Buddhism spread throughout India and over the following centuries, via the trade routes, throughout the wider regions. As it spread, the images that were created to represent it gradually adopted different styles under different cultures.
This collection features an evocative image from the earliest period of Buddhist sculpture in India, Mathura region, dating from the first to second century ACE. Although it demonstrates Gandahran influences, the representation has already morphed into a different, more expressive form.
As the influence of Buddhism travelled by sea and land across Asia it reached the Funan Kingdom in Cambodia around the 5th century in an area which was to later become the centre of the Khmer Empire.
Later, a second stream of Buddhism entered Khmer culture during the Angkor Period (8th century) when Cambodia absorbed the Buddhist traditions of the Mon Kingdoms of Dvaravati and Haripunchai.
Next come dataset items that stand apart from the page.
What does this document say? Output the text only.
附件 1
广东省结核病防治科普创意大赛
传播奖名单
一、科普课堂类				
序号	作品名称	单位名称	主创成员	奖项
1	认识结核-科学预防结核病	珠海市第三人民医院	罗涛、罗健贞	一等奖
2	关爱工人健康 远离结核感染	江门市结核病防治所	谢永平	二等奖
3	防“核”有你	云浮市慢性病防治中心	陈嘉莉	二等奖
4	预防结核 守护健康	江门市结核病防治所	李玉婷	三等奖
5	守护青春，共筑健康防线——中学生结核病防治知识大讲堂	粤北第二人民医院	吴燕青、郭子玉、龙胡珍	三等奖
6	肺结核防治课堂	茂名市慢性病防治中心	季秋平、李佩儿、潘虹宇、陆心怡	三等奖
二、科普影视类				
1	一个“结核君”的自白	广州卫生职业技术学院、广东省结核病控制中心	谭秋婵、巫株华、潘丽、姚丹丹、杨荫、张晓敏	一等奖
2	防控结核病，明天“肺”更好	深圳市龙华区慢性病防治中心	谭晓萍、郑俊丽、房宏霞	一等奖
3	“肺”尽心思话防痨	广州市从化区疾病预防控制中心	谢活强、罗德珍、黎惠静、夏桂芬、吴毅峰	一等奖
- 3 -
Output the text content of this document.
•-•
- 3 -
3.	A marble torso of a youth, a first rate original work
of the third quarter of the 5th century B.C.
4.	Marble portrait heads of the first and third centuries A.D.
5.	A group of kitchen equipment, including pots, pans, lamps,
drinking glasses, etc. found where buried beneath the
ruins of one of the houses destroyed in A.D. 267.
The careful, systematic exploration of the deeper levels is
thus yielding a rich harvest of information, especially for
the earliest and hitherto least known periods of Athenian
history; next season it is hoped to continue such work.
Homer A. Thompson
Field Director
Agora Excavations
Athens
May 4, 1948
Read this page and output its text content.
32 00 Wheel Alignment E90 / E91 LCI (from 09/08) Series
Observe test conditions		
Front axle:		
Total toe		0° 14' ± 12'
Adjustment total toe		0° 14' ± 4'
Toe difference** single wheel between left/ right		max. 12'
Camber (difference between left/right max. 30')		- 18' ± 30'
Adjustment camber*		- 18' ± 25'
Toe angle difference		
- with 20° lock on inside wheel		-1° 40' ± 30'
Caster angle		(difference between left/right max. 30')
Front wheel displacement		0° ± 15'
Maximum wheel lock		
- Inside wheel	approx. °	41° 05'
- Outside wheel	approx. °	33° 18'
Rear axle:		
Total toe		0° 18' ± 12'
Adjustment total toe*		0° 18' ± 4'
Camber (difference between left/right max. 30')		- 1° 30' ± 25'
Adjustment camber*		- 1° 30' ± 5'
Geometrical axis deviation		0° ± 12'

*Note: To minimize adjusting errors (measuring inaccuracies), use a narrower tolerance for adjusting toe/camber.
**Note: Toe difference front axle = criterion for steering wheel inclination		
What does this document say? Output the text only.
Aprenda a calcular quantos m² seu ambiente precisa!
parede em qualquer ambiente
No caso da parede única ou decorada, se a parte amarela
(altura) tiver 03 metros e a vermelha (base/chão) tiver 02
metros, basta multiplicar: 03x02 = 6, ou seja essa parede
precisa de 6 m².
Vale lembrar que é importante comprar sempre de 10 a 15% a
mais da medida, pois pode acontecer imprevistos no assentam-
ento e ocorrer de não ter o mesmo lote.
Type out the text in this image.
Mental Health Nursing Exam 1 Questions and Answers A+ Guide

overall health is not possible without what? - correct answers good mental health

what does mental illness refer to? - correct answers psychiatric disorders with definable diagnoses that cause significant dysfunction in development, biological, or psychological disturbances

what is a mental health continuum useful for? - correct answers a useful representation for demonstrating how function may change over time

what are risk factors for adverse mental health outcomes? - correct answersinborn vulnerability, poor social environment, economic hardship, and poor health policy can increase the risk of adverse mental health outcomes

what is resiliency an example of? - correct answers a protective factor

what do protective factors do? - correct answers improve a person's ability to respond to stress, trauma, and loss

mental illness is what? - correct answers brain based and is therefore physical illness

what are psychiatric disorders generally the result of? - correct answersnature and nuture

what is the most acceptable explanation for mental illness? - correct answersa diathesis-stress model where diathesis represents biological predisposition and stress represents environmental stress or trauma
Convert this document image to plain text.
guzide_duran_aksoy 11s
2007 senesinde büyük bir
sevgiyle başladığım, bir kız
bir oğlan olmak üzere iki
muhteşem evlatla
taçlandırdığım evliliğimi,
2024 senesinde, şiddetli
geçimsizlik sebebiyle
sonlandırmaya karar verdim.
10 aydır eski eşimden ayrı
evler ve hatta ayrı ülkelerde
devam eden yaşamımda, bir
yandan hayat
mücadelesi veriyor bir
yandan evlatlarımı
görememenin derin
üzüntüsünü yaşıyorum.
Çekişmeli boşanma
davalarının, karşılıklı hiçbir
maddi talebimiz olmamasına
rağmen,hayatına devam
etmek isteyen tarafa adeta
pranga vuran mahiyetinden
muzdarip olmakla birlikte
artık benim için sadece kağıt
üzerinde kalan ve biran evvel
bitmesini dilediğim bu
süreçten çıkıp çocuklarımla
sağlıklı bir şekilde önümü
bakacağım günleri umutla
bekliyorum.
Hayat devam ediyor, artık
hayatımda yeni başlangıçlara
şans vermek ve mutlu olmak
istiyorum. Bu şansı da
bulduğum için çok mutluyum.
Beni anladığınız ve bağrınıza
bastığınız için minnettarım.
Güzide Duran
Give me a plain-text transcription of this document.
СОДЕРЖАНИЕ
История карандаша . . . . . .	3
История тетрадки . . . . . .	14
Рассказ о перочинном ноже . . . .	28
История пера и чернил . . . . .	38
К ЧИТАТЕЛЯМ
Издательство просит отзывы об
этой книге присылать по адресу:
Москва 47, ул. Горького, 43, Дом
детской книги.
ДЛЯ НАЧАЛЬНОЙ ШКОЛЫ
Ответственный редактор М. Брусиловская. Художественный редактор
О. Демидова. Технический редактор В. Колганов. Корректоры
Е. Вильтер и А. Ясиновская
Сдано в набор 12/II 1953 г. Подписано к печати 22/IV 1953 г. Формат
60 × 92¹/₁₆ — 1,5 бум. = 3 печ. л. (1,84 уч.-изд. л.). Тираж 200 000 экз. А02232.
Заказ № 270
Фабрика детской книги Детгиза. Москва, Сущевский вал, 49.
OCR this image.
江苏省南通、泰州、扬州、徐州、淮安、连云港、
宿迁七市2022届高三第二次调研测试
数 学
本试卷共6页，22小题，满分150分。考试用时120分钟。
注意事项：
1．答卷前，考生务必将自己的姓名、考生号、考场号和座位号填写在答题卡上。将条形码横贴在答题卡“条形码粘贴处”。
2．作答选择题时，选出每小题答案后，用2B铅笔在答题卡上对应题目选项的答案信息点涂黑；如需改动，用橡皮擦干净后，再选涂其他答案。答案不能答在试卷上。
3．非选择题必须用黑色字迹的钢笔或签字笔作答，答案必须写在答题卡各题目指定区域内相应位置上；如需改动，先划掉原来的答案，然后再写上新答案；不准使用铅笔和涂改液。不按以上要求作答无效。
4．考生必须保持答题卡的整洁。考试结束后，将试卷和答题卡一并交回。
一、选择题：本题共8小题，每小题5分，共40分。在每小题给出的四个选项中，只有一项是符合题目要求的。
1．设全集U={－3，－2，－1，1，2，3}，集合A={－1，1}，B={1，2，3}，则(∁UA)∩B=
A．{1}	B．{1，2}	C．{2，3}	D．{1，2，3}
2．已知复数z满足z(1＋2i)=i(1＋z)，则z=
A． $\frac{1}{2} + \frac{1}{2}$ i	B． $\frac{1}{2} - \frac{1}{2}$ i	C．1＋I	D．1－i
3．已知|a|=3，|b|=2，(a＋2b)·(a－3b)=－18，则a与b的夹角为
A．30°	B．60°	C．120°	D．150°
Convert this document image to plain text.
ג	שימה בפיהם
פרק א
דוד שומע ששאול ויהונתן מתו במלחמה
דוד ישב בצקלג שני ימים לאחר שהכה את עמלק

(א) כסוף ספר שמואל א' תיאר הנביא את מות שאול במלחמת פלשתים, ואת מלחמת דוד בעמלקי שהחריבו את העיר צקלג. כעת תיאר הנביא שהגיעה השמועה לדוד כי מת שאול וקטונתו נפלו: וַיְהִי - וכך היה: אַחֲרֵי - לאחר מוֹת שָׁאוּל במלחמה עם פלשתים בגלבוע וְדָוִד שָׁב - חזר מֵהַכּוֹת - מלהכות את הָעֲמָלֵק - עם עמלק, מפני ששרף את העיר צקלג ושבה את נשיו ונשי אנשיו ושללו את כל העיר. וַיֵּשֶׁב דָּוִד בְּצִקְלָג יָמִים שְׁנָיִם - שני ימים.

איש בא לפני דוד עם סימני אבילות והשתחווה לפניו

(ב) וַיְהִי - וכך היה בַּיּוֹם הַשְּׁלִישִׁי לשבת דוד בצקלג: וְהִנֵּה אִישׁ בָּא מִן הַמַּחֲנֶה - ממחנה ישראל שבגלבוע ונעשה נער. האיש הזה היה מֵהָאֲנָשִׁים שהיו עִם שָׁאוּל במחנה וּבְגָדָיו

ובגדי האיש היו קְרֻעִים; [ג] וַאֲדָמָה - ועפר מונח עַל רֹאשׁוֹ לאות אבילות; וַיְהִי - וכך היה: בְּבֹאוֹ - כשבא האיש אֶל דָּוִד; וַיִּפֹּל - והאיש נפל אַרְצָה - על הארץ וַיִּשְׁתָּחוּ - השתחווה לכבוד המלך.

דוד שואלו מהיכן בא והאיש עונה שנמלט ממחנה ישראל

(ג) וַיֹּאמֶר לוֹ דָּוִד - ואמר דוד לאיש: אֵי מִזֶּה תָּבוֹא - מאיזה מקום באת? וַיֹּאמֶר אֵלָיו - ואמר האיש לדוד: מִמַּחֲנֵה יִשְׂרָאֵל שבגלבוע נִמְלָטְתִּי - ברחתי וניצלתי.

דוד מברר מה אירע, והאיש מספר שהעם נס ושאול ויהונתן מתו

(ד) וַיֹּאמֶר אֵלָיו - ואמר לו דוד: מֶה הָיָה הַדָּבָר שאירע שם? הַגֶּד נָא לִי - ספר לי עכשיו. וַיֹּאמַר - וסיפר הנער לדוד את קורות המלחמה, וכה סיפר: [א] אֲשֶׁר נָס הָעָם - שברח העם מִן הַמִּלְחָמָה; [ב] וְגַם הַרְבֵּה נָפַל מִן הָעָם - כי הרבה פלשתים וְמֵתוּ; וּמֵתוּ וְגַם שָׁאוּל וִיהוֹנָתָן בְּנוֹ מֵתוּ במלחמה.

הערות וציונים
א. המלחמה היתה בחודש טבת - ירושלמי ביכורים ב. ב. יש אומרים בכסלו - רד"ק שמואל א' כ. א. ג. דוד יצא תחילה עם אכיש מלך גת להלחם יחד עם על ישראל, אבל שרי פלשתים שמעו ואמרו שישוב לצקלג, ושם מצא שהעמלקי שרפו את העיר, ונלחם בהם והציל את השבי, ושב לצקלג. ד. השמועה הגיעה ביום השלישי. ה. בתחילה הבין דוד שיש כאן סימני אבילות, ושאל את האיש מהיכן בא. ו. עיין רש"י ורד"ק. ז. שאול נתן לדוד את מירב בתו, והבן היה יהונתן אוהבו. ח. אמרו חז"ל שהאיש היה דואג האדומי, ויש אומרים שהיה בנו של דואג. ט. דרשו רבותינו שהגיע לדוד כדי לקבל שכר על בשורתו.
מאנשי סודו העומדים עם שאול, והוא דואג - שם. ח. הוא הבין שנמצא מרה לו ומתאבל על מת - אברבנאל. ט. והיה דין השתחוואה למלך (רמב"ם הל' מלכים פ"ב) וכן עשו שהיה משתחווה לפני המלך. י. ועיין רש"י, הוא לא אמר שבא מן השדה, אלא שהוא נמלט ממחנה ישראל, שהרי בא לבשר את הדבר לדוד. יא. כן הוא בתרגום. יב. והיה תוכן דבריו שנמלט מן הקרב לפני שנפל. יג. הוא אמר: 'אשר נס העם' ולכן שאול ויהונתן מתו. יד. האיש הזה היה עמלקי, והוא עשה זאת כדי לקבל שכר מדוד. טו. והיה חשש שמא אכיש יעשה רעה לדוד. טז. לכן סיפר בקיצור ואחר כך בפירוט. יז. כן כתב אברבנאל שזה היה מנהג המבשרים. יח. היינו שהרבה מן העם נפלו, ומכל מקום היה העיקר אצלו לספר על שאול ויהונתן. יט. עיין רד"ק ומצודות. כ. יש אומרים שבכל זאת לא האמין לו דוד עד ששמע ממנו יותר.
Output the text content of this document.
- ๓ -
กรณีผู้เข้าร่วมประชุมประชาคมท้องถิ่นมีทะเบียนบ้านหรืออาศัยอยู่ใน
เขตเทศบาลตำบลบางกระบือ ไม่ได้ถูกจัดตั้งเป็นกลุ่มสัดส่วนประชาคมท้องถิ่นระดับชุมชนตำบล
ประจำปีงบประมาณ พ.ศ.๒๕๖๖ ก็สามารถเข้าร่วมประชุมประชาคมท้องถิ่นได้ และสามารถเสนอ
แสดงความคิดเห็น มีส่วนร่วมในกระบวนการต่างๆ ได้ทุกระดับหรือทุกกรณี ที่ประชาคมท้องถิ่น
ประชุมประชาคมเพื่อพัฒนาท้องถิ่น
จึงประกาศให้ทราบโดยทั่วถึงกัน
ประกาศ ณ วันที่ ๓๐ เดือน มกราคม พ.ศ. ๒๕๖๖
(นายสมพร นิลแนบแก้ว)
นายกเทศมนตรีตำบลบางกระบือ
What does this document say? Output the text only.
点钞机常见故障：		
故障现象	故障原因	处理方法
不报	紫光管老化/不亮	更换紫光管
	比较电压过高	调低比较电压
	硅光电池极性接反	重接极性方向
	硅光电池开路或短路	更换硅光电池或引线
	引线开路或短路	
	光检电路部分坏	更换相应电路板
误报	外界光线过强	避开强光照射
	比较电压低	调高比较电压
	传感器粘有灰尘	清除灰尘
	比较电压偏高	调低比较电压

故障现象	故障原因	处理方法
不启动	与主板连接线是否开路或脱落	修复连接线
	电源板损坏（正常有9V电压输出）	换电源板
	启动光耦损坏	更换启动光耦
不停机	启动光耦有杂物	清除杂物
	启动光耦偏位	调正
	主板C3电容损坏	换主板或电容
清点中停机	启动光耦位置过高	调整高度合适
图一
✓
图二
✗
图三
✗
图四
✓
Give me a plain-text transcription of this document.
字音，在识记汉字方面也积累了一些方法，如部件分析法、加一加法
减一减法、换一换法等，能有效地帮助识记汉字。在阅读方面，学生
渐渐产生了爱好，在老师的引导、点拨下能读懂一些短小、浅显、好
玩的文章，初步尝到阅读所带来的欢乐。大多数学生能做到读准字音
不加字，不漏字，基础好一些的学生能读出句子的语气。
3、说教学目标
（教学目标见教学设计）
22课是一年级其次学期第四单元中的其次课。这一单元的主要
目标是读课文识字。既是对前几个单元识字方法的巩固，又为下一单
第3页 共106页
The majestic figure of Vishnu, illustrated below, is yet another rare and important highlight in this collection. The four-armed deity stands supremely in a long finely detailed sampot with a fishtail sash at the back, the face with downcast eyes beneath a finely detailed diadem, the hair in a conical chignon.
Buddhism reached Vietnam via China and South-East Asia in the 2nd and centuries 3rd centuries AD.
Early examples of Vietnamese Buddhist Bronzes of the kind seen in this collection are very rare, as are Buddhist Bronzes of this quality. The Buddha illustrated above stands in a simple robe, the eyes and urna with gold inlay, the right hand displays the reasoning or exposition posture, “vitarkamudra” while the left hand holds onto the end of the robe.